Que pouvais-je objecter de plus? Rien. Je me résignai donc à patienter jusqu'au retour de don Zèno, et je retournai au rancho en compagnie du gaucho.
Le déjeuner fut assez gai; les dames s'efforcèrent de réveiller ma bonne humeur en me comblant de soins et d'attentions.
Aussitôt après le repas, comme don Torribio se préparait à monter à cheval, car la vie d'un gaucho se passe à galoper de çà et de là pour surveiller ses nombreux troupeaux, je lui demandai à l'accompagner; il accepta. Je sellai mon cheval et nous partîmes au galop à travers la pampa.
Mon but, en accompagnant le gaucho, n'était pas de faire une promenade plus ou moins agréable, mais de profiter de notre isolement pour le sonder adroitement et le faire causer sur mon compagnon, qu'il paraissait fort bien connaître, de façon à obtenir certains renseignements qui me permissent de me former une opinion sur cet homme singulier, qui avait pour moi l'attrait d'une énigme indéchiffrable.
Mais tous mes efforts furent vains, toutes mes finesses en pure perte, le gaucho ne savait rien, ou, ce qui est plus probable, ne voulait rien me dire; cet homme si communicatif et si enclin à raconter, d'une façon souvent trop prolixe ses propres affaires, devenait d'une discrétion à toute épreuve et d'un mutisme désespérant aussitôt que, par une transition adroite, je mettais la conversation sur le compte de don Zèno Cabral.
Il ne me répondait plus alors que par monosyllabes ou par cette exclamation: ¿Quién sabe?– qui sait, – à toutes les questions que je lui adressais.
De guerre lasse, je renonçai à le presser davantage, et je me mis à lui parler de ses troupeaux.

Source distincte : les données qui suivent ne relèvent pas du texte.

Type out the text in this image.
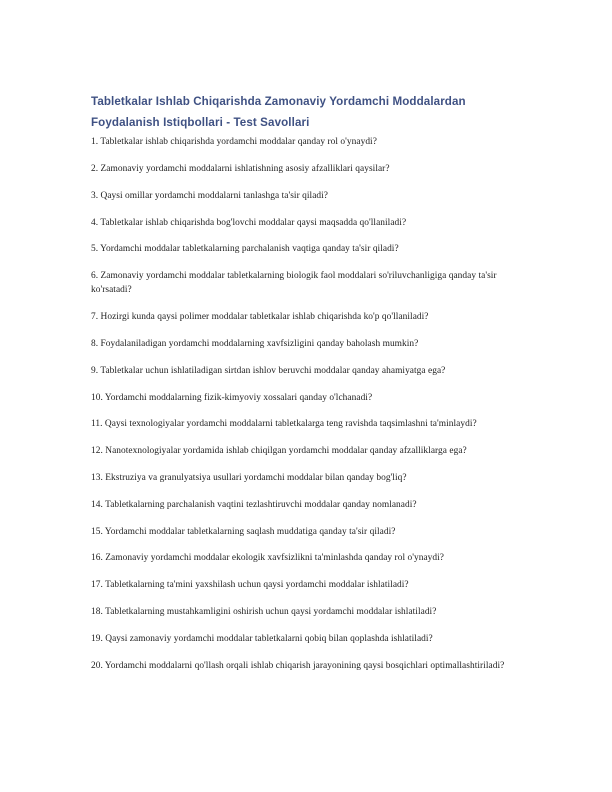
Tabletkalar Ishlab Chiqarishda Zamonaviy Yordamchi Moddalardan
Foydalanish Istiqbollari - Test Savollari
1. Tabletkalar ishlab chiqarishda yordamchi moddalar qanday rol o'ynaydi?
2. Zamonaviy yordamchi moddalarni ishlatishning asosiy afzalliklari qaysilar?
3. Qaysi omillar yordamchi moddalarni tanlashga ta'sir qiladi?
4. Tabletkalar ishlab chiqarishda bog'lovchi moddalar qaysi maqsadda qo'llaniladi?
5. Yordamchi moddalar tabletkalarning parchalanish vaqtiga qanday ta'sir qiladi?
6. Zamonaviy yordamchi moddalar tabletkalarning biologik faol moddalari so'riluvchanligiga qanday ta'sir ko'rsatadi?
7. Hozirgi kunda qaysi polimer moddalar tabletkalar ishlab chiqarishda ko'p qo'llaniladi?
8. Foydalaniladigan yordamchi moddalarning xavfsizligini qanday baholash mumkin?
9. Tabletkalar uchun ishlatiladigan sirtdan ishlov beruvchi moddalar qanday ahamiyatga ega?
10. Yordamchi moddalarning fizik-kimyoviy xossalari qanday o'lchanadi?
11. Qaysi texnologiyalar yordamchi moddalarni tabletkalarga teng ravishda taqsimlashni ta'minlaydi?
12. Nanotexnologiyalar yordamida ishlab chiqilgan yordamchi moddalar qanday afzalliklarga ega?
13. Ekstruziya va granulyatsiya usullari yordamchi moddalar bilan qanday bog'liq?
14. Tabletkalarning parchalanish vaqtini tezlashtiruvchi moddalar qanday nomlanadi?
15. Yordamchi moddalar tabletkalarning saqlash muddatiga qanday ta'sir qiladi?
16. Zamonaviy yordamchi moddalar ekologik xavfsizlikni ta'minlashda qanday rol o'ynaydi?
17. Tabletkalarning ta'mini yaxshilash uchun qaysi yordamchi moddalar ishlatiladi?
18. Tabletkalarning mustahkamligini oshirish uchun qaysi yordamchi moddalar ishlatiladi?
19. Qaysi zamonaviy yordamchi moddalar tabletkalarni qobiq bilan qoplashda ishlatiladi?
20. Yordamchi moddalarni qo'llash orqali ishlab chiqarish jarayonining qaysi bosqichlari optimallashtiriladi?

Sur ce point, je trouvai le gaucho disposé à me répondre, plus même que je ne l'aurais désiré, car il entra avec moi dans des détails techniques sur l'élève des bestiaux, détails que je fus contraint d'écouter avec un apparent intérêt, et qui me firent trouver la journée d'une interminable longueur.
Cependant, vers trois heures de l'après-midi, don Torribio m'annonça, ce qui me causa une vive joie, que notre tournée était terminée, et que nous allions reprendre le chemin du rancho, dont nous étions alors éloignés de quatre ou cinq lieues.
Un trajet de cinq lieues, après une journée passée à galoper à l'aventure, n'est qu'une promenade pour les gauchos montés sur les infatigables chevaux de la pampa.
Les nôtres nous mirent en moins de deux heures en vue du rancho, sans mouiller un poil de leur robe.
Un cavalier arrivait à toute bride à notre rencontre.
Ce cavalier, je le reconnus aussitôt avec un vif sentiment de joie, était don Zèno Cabral; il nous eut bientôt rejoints.
«Vous voilà donc, nous dit-il en faisant ranger son cheval auprès des nôtres; je vous attends depuis plus d'une heure. Puis, s'adressant à moi: Je vous ménage une surprise qui, je le crois, vous sera agréable, ajouta-il.
– Une surprise! m'écriai-je, laquelle donc?
– Vous verrez, je suis convaincu que vous me remercierez.
– Je vous remercie d'avance, répondis-je, sans chercher à deviner de quel genre est cette surprise.
– Regardez, reprit-il en étendant le bras dans la direction du rancho dont nous n'étions plus qu'à une centaine de pas.
– Mon guide! m'écriai-je en reconnaissant mon coquin d'Indien attaché solidement à un arbre.
– Lui-même; que pensez-vous de cela?
– Ma foi! Cela me semble tenir du prodige; je ne comprends pas comment vous avez pu le rencontrer aussi vite.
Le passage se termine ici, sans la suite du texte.